Business in the Middle East and Africa will partially make up for a drop in revenue in some European countries, Richard said today in an interview at a conference in Amman, Jordan. Analysts project sales of 43.4 billion euros this year, based on the average of 25 estimates compiled by Bloomberg. The Paris-based company, which is fighting discounters at home, reported revenue of 45.3 billion euros last year.
“Growth in our revenues still comes from the Middle East and North Africa this year,” Richard said. “There is a drop in revenues in some European markets and positive growth in other European markets.”

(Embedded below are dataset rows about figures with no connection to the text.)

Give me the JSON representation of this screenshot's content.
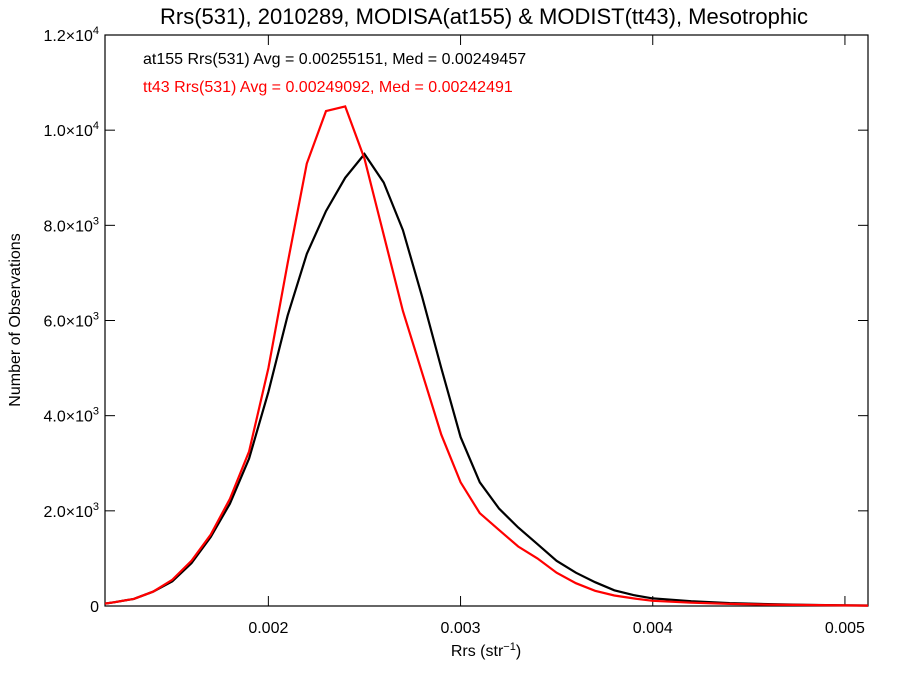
{
  "chart_data": {
    "type": "line",
    "title": "Rrs(531), 2010289, MODISA(at155) & MODIST(tt43), Mesotrophic",
    "xlabel": "Rrs (str",
    "xlabel_sup": "−1",
    "xlabel_end": ")",
    "ylabel": "Number of Observations",
    "xlim": [
      0.00115,
      0.00512
    ],
    "ylim": [
      0,
      12000
    ],
    "grid": false,
    "x_ticks": [
      {
        "value": 0.002,
        "label": "0.002"
      },
      {
        "value": 0.003,
        "label": "0.003"
      },
      {
        "value": 0.004,
        "label": "0.004"
      },
      {
        "value": 0.005,
        "label": "0.005"
      }
    ],
    "y_ticks": [
      {
        "value": 0,
        "mant": "0",
        "exp": ""
      },
      {
        "value": 2000,
        "mant": "2.0×10",
        "exp": "3"
      },
      {
        "value": 4000,
        "mant": "4.0×10",
        "exp": "3"
      },
      {
        "value": 6000,
        "mant": "6.0×10",
        "exp": "3"
      },
      {
        "value": 8000,
        "mant": "8.0×10",
        "exp": "3"
      },
      {
        "value": 10000,
        "mant": "1.0×10",
        "exp": "4"
      },
      {
        "value": 12000,
        "mant": "1.2×10",
        "exp": "4"
      }
    ],
    "annotations": [
      {
        "text": "at155 Rrs(531) Avg = 0.00255151, Med = 0.00249457",
        "color": "#000000"
      },
      {
        "text": "tt43 Rrs(531) Avg = 0.00249092, Med = 0.00242491",
        "color": "#ff0000"
      }
    ],
    "series": [
      {
        "color": "#000000",
        "x": [
          0.00115,
          0.0012,
          0.0013,
          0.0014,
          0.0015,
          0.0016,
          0.0017,
          0.0018,
          0.0019,
          0.002,
          0.0021,
          0.0022,
          0.0023,
          0.0024,
          0.0025,
          0.0026,
          0.0027,
          0.0028,
          0.0029,
          0.003,
          0.0031,
          0.0032,
          0.0033,
          0.0034,
          0.0035,
          0.0036,
          0.0037,
          0.0038,
          0.0039,
          0.004,
          0.0042,
          0.0044,
          0.0046,
          0.0048,
          0.005,
          0.00512
        ],
        "y": [
          50,
          80,
          150,
          300,
          520,
          900,
          1450,
          2150,
          3100,
          4500,
          6100,
          7400,
          8300,
          9000,
          9500,
          8900,
          7900,
          6500,
          5000,
          3550,
          2600,
          2050,
          1650,
          1300,
          950,
          700,
          500,
          330,
          230,
          160,
          100,
          60,
          40,
          25,
          15,
          10
        ]
      },
      {
        "color": "#ff0000",
        "x": [
          0.00115,
          0.0012,
          0.0013,
          0.0014,
          0.0015,
          0.0016,
          0.0017,
          0.0018,
          0.0019,
          0.002,
          0.0021,
          0.0022,
          0.0023,
          0.0024,
          0.0025,
          0.0026,
          0.0027,
          0.0028,
          0.0029,
          0.003,
          0.0031,
          0.0032,
          0.0033,
          0.0034,
          0.0035,
          0.0036,
          0.0037,
          0.0038,
          0.0039,
          0.004,
          0.0042,
          0.0044,
          0.0046,
          0.0048,
          0.005,
          0.00512
        ],
        "y": [
          50,
          80,
          150,
          300,
          550,
          950,
          1500,
          2250,
          3250,
          5000,
          7200,
          9300,
          10400,
          10500,
          9400,
          7800,
          6200,
          4900,
          3600,
          2600,
          1950,
          1600,
          1250,
          1000,
          700,
          480,
          320,
          220,
          160,
          110,
          70,
          45,
          30,
          20,
          12,
          8
        ]
      }
    ]
  }
}
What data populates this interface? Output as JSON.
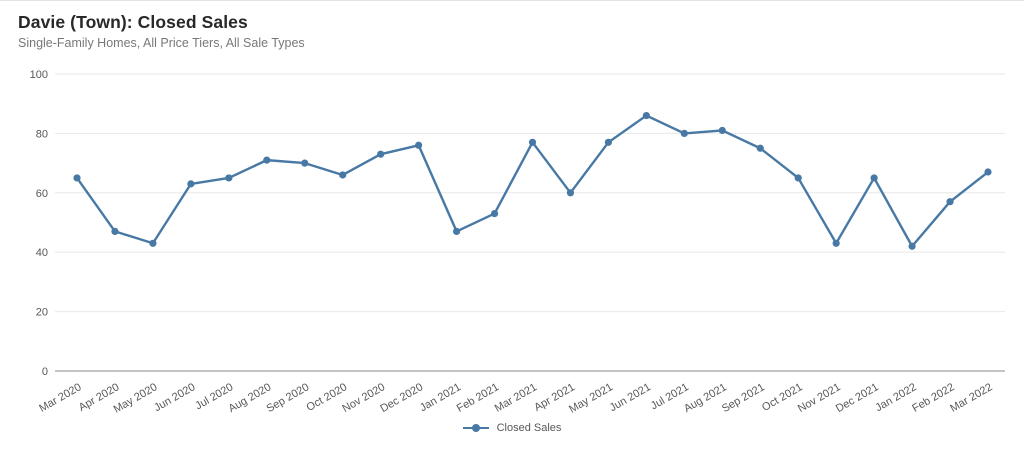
{
  "header": {
    "title": "Davie (Town): Closed Sales",
    "subtitle": "Single-Family Homes, All Price Tiers, All Sale Types"
  },
  "legend": {
    "label": "Closed Sales"
  },
  "chart_data": {
    "type": "line",
    "title": "Davie (Town): Closed Sales",
    "subtitle": "Single-Family Homes, All Price Tiers, All Sale Types",
    "categories": [
      "Mar 2020",
      "Apr 2020",
      "May 2020",
      "Jun 2020",
      "Jul 2020",
      "Aug 2020",
      "Sep 2020",
      "Oct 2020",
      "Nov 2020",
      "Dec 2020",
      "Jan 2021",
      "Feb 2021",
      "Mar 2021",
      "Apr 2021",
      "May 2021",
      "Jun 2021",
      "Jul 2021",
      "Aug 2021",
      "Sep 2021",
      "Oct 2021",
      "Nov 2021",
      "Dec 2021",
      "Jan 2022",
      "Feb 2022",
      "Mar 2022"
    ],
    "series": [
      {
        "name": "Closed Sales",
        "color": "#4878a4",
        "values": [
          65,
          47,
          43,
          63,
          65,
          71,
          70,
          66,
          73,
          76,
          47,
          53,
          77,
          60,
          77,
          86,
          80,
          81,
          75,
          65,
          43,
          65,
          42,
          57,
          67
        ]
      }
    ],
    "xlabel": "",
    "ylabel": "",
    "ylim": [
      0,
      100
    ],
    "yticks": [
      0,
      20,
      40,
      60,
      80,
      100
    ],
    "grid": true,
    "legend_position": "bottom",
    "x_label_rotation": -30,
    "grid_color": "#e8e8e8",
    "axis_color": "#8a8a8a",
    "tick_label_color": "#585858"
  }
}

Competitive pressures have weighed on prices of phone packages, especially in France, where Iliad SA started selling discounted offers in January under the brand name Free. France Telecom, which has 225 million clients worldwide and aims to have 300 million by 2015, generated almost half of its sales from its home market in the third quarter.

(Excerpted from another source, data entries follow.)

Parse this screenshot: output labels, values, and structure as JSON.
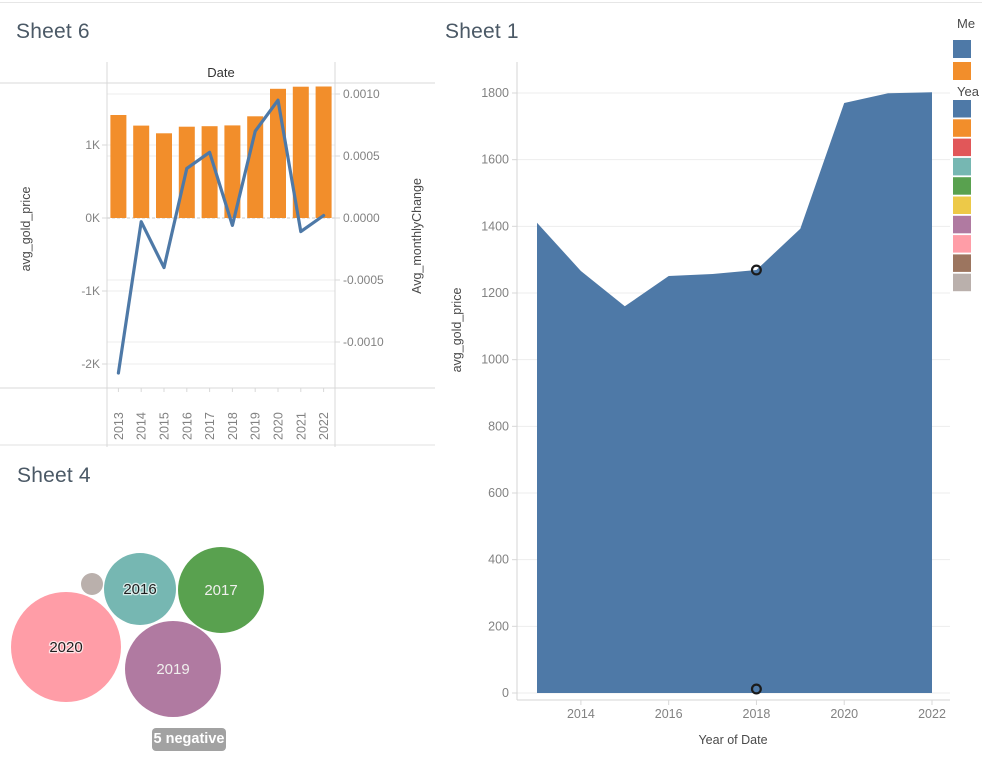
{
  "colors": {
    "bar_orange": "#f28e2b",
    "line_blue": "#4e79a7",
    "area_blue": "#4e79a7",
    "badge_gray": "#a2a2a2",
    "marker_ring": "#1b1b1b"
  },
  "legend": {
    "measure_header": "Me",
    "measure_swatches": [
      "#4e79a7",
      "#f28e2b"
    ],
    "year_header": "Yea",
    "year_swatches": [
      "#4e79a7",
      "#f28e2b",
      "#e15759",
      "#76b7b2",
      "#59a14f",
      "#edc948",
      "#b07aa1",
      "#ff9da7",
      "#9c755f",
      "#bab0ac"
    ]
  },
  "chart_data": [
    {
      "id": "sheet6",
      "type": "bar",
      "title": "Sheet 6",
      "column_header": "Date",
      "categories": [
        "2013",
        "2014",
        "2015",
        "2016",
        "2017",
        "2018",
        "2019",
        "2020",
        "2021",
        "2022"
      ],
      "series": [
        {
          "name": "avg_gold_price",
          "mark": "bar",
          "axis": "left",
          "values": [
            1411,
            1266,
            1160,
            1251,
            1257,
            1269,
            1393,
            1770,
            1799,
            1802
          ]
        },
        {
          "name": "Avg_monthlyChange",
          "mark": "line",
          "axis": "right",
          "values": [
            -0.00125,
            -3e-05,
            -0.0004,
            0.0004,
            0.00053,
            -6e-05,
            0.0007,
            0.00095,
            -0.00011,
            2e-05
          ]
        }
      ],
      "left_axis": {
        "title": "avg_gold_price",
        "ticks": [
          1000,
          0,
          -1000,
          -2000
        ],
        "tick_labels": [
          "1K",
          "0K",
          "-1K",
          "-2K"
        ],
        "range": [
          -2350,
          1870
        ]
      },
      "right_axis": {
        "title": "Avg_monthlyChange",
        "ticks": [
          0.001,
          0.0005,
          0,
          -0.0005,
          -0.001
        ],
        "tick_labels": [
          "0.0010",
          "0.0005",
          "0.0000",
          "-0.0005",
          "-0.0010"
        ],
        "range": [
          -0.00136,
          0.00108
        ]
      },
      "grid": true,
      "zero_line": "dashed"
    },
    {
      "id": "sheet1",
      "type": "area",
      "title": "Sheet 1",
      "x": [
        2013,
        2014,
        2015,
        2016,
        2017,
        2018,
        2019,
        2020,
        2021,
        2022
      ],
      "series": [
        {
          "name": "avg_gold_price",
          "values": [
            1411,
            1266,
            1160,
            1251,
            1257,
            1269,
            1393,
            1770,
            1799,
            1802
          ]
        }
      ],
      "xlabel": "Year of Date",
      "ylabel": "avg_gold_price",
      "ylim": [
        0,
        1800
      ],
      "yticks": [
        0,
        200,
        400,
        600,
        800,
        1000,
        1200,
        1400,
        1600,
        1800
      ],
      "ytick_labels": [
        "0",
        "200",
        "400",
        "600",
        "800",
        "1000",
        "1200",
        "1400",
        "1600",
        "1800"
      ],
      "xticks": [
        2014,
        2016,
        2018,
        2020,
        2022
      ],
      "xtick_labels": [
        "2014",
        "2016",
        "2018",
        "2020",
        "2022"
      ],
      "grid": true,
      "markers": [
        {
          "x": 2018,
          "value": 1269,
          "style": "open-circle"
        },
        {
          "x": 2018,
          "value": 12,
          "style": "open-circle"
        }
      ]
    },
    {
      "id": "sheet4",
      "type": "bubble",
      "title": "Sheet 4",
      "bubbles": [
        {
          "label": "",
          "year": "",
          "color": "#bab0ac",
          "cx": 92,
          "cy": 137,
          "r": 11,
          "label_color": "#1e1e1e"
        },
        {
          "label": "2016",
          "color": "#76b7b2",
          "cx": 140,
          "cy": 142,
          "r": 36,
          "label_color": "#1e1e1e"
        },
        {
          "label": "2017",
          "color": "#59a14f",
          "cx": 221,
          "cy": 143,
          "r": 43,
          "label_color": "#f0efed"
        },
        {
          "label": "2020",
          "color": "#ff9da7",
          "cx": 66,
          "cy": 200,
          "r": 55,
          "label_color": "#1e1e1e"
        },
        {
          "label": "2019",
          "color": "#b07aa1",
          "cx": 173,
          "cy": 222,
          "r": 48,
          "label_color": "#f0efed"
        }
      ],
      "annotation": {
        "text": "5 negative"
      }
    }
  ]
}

France Telecom fell 2.7 percent to 8.33 euros at the close of trading in Paris.
In France, the company also competes with Vivendi SA and Bouygues SA. Iliad garnered 5.4 percent of the market in its first six months by selling cheap packages starting at 2 euros a month.
Prices of phone packages in France have dropped by 8 percent on average over the past 5 1/2 years, with the steepest decline during the first six months of 2012, a study published last week by researcher Arthur D. Little and the French Telecom Federation showed. The decline is expected to continue, with a clear impact on carriers’ sales and profits, the study said.
France Telecom said this month that its operating cash flow wouldn’t grow until 2014, once competition stabilizes in France. It forecast that operating cash flow would drop to about 8 billion euros this year, compared with 9.3 billion euros the year before. Europe’s fourth-largest carrier also reduced its planned dividend in a bid to keep debt under control and avoid credit-rating cuts. The move followed similar dividend reductions from peers such as Madrid-based Telefonica SA.
Richard refocused on preserving cash more than eight months ago, when the company trimmed its dividend forecast and abandoned a promise to buy back shares. Still, France Telecom’s debt rating was cut by Fitch Ratings on Oct. 30 on concern that the provider will struggle to raise prices and boost profits.